Há como que um curto-circuito entre a representação e a realidade no que diz respeito às mulheres religiosas. No Vaticano, tornam-se Prefeitas e Governadoras, e há irmãs economistas, historiadoras, professoras universitárias, cientistas, muitas delas governam Congregações religiosas de dezenas de milhares de pessoas. Só para dar alguns exemplos, as salesianas são quase 15 mil, as Filhas da Caridade quase 20 mil e estão presentes nos cinco continentes onde têm escolas, universidades, redes educativas internacionais, hospitais, missões, centros de acolhimento, projetos de desenvolvimento. As suas madres gerais dirigem praticamente multinacionais: gerem fundos, têm enormes responsabilidades e um impacto social concreto e mensurável.
Mas tudo isto emerge muito pouco na televisão, onde as religiosas são aprisionadas numa narrativa estereotipada e redutora. Protagonistas de ficções leves, policiais ou sentimentais, figuras isoladas, estão distantes da complexidade do mundo eclesiástico feminino contemporâneo.
E mesmo a nível para-histórico, ou seja, da revisitação de personagens e épocas, o vazio de género é quase pneumático. Durante algum tempo, as televisões italianas disputavam papas e santos, João XXIII, Paulo VI e João Paulo I e II, dom Bosco, padre Pio. E as mulheres? Toda aquela vasta messe de personalidades colossais que animaram a vida da Igreja? Sim, santa Clara, um par de madres Teresa, várias Joana d’Arc, sem especiais aprofundamentos para a jovem, nascida em 1412, queimada na fogueira em 1431 e santificada em 1920, e isto quererá dizer algo. A chegada das plataformas de streaming despertou o interesse pelas mulheres pioneiras em alguma coisa, como a advogada valdense Lidia Poët, a primeira mulher a entrar na Ordem dos advogados em Itália, com a sua biografia adaptada para fins de audiência; mas mesmo aqui, pouco sobre religiosas, místicas, teólogas. E há gigantes.

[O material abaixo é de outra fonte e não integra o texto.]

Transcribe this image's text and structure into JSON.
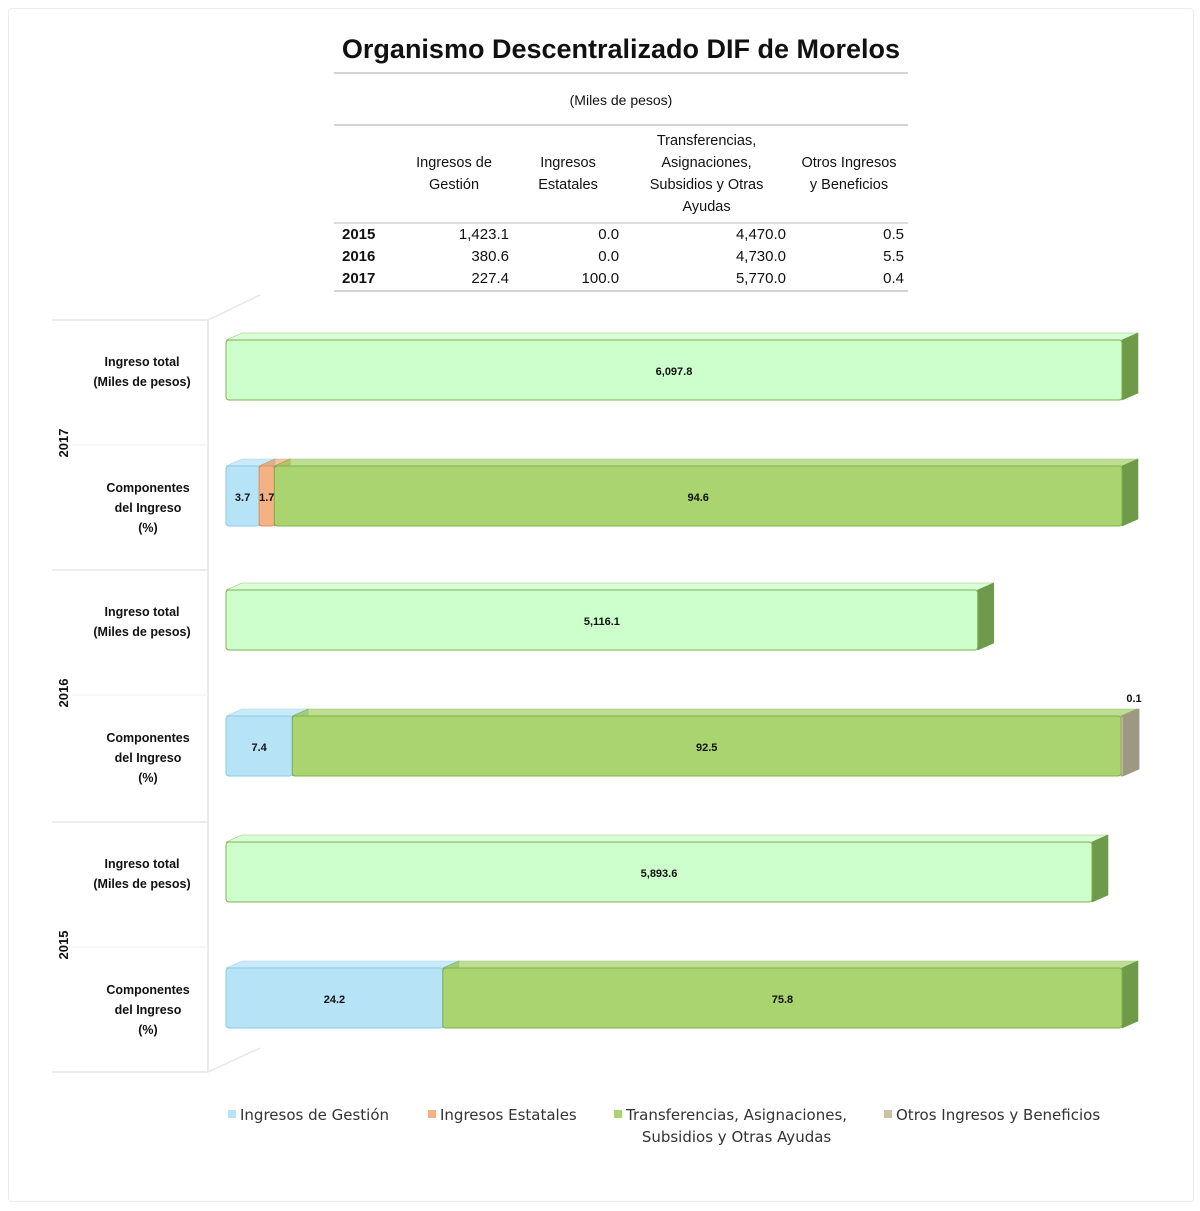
{
  "title": "Organismo Descentralizado DIF de Morelos",
  "table": {
    "units": "(Miles de pesos)",
    "headers": [
      "",
      "Ingresos de\nGestión",
      "Ingresos\nEstatales",
      "Transferencias,\nAsignaciones,\nSubsidios y Otras\nAyudas",
      "Otros Ingresos\ny Beneficios"
    ],
    "rows": [
      [
        "2015",
        "1,423.1",
        "0.0",
        "4,470.0",
        "0.5"
      ],
      [
        "2016",
        "380.6",
        "0.0",
        "4,730.0",
        "5.5"
      ],
      [
        "2017",
        "227.4",
        "100.0",
        "5,770.0",
        "0.4"
      ]
    ]
  },
  "chart_data": {
    "type": "bar",
    "orientation": "horizontal",
    "stacked": true,
    "groups": [
      {
        "year": "2017",
        "total_label": "Ingreso total\n(Miles de pesos)",
        "total_value": 6097.8,
        "total_text": "6,097.8",
        "components_label": "Componentes\ndel Ingreso\n(%)",
        "components": [
          {
            "series": "Ingresos de Gestión",
            "value": 3.7,
            "text": "3.7"
          },
          {
            "series": "Ingresos Estatales",
            "value": 1.7,
            "text": "1.7"
          },
          {
            "series": "Transferencias, Asignaciones, Subsidios y Otras Ayudas",
            "value": 94.6,
            "text": "94.6"
          },
          {
            "series": "Otros Ingresos y Beneficios",
            "value": 0.0,
            "text": ""
          }
        ]
      },
      {
        "year": "2016",
        "total_label": "Ingreso total\n(Miles de pesos)",
        "total_value": 5116.1,
        "total_text": "5,116.1",
        "components_label": "Componentes\ndel Ingreso\n(%)",
        "components": [
          {
            "series": "Ingresos de Gestión",
            "value": 7.4,
            "text": "7.4"
          },
          {
            "series": "Ingresos Estatales",
            "value": 0.0,
            "text": ""
          },
          {
            "series": "Transferencias, Asignaciones, Subsidios y Otras Ayudas",
            "value": 92.5,
            "text": "92.5"
          },
          {
            "series": "Otros Ingresos y Beneficios",
            "value": 0.1,
            "text": "0.1"
          }
        ]
      },
      {
        "year": "2015",
        "total_label": "Ingreso total\n(Miles de pesos)",
        "total_value": 5893.6,
        "total_text": "5,893.6",
        "components_label": "Componentes\ndel Ingreso\n(%)",
        "components": [
          {
            "series": "Ingresos de Gestión",
            "value": 24.2,
            "text": "24.2"
          },
          {
            "series": "Ingresos Estatales",
            "value": 0.0,
            "text": ""
          },
          {
            "series": "Transferencias, Asignaciones, Subsidios y Otras Ayudas",
            "value": 75.8,
            "text": "75.8"
          },
          {
            "series": "Otros Ingresos y Beneficios",
            "value": 0.0,
            "text": ""
          }
        ]
      }
    ],
    "legend": [
      {
        "name": "Ingresos de Gestión",
        "color": "#b7e3f7"
      },
      {
        "name": "Ingresos Estatales",
        "color": "#f4b183"
      },
      {
        "name": "Transferencias, Asignaciones,\nSubsidios y Otras Ayudas",
        "color": "#a9d46f"
      },
      {
        "name": "Otros Ingresos y Beneficios",
        "color": "#c8c3a6"
      }
    ],
    "legend_position": "bottom",
    "total_color": "#ccffcc",
    "xlim": [
      0,
      100
    ],
    "grid": false
  }
}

As emissoras consideram que as mulheres de fé não atraem os espectadores e que é também difícil modificar as suas biografias. Ou explorá-las. O sentimento comum dos realizadores, argumentistas, produtores leva a pensar que o feminino seja aquele “eterno” feito de olhares assassinos e corpos sedutores. Há muito trabalho a fazer, muitas mentes e mentalidades a mudar. O desafio, em tempos «difíceis de atravessar e narrar», como disse o Papa Leão no seu primeiro encontro com a imprensa, é nunca ceder «à mediocridade», deixando para trás «estereótipos e clichés». Talvez tenha chegado o momento de atualizar também a narrativa televisiva. Pois uma Igreja em mudança merece uma narrativa à altura das suas protagonistas.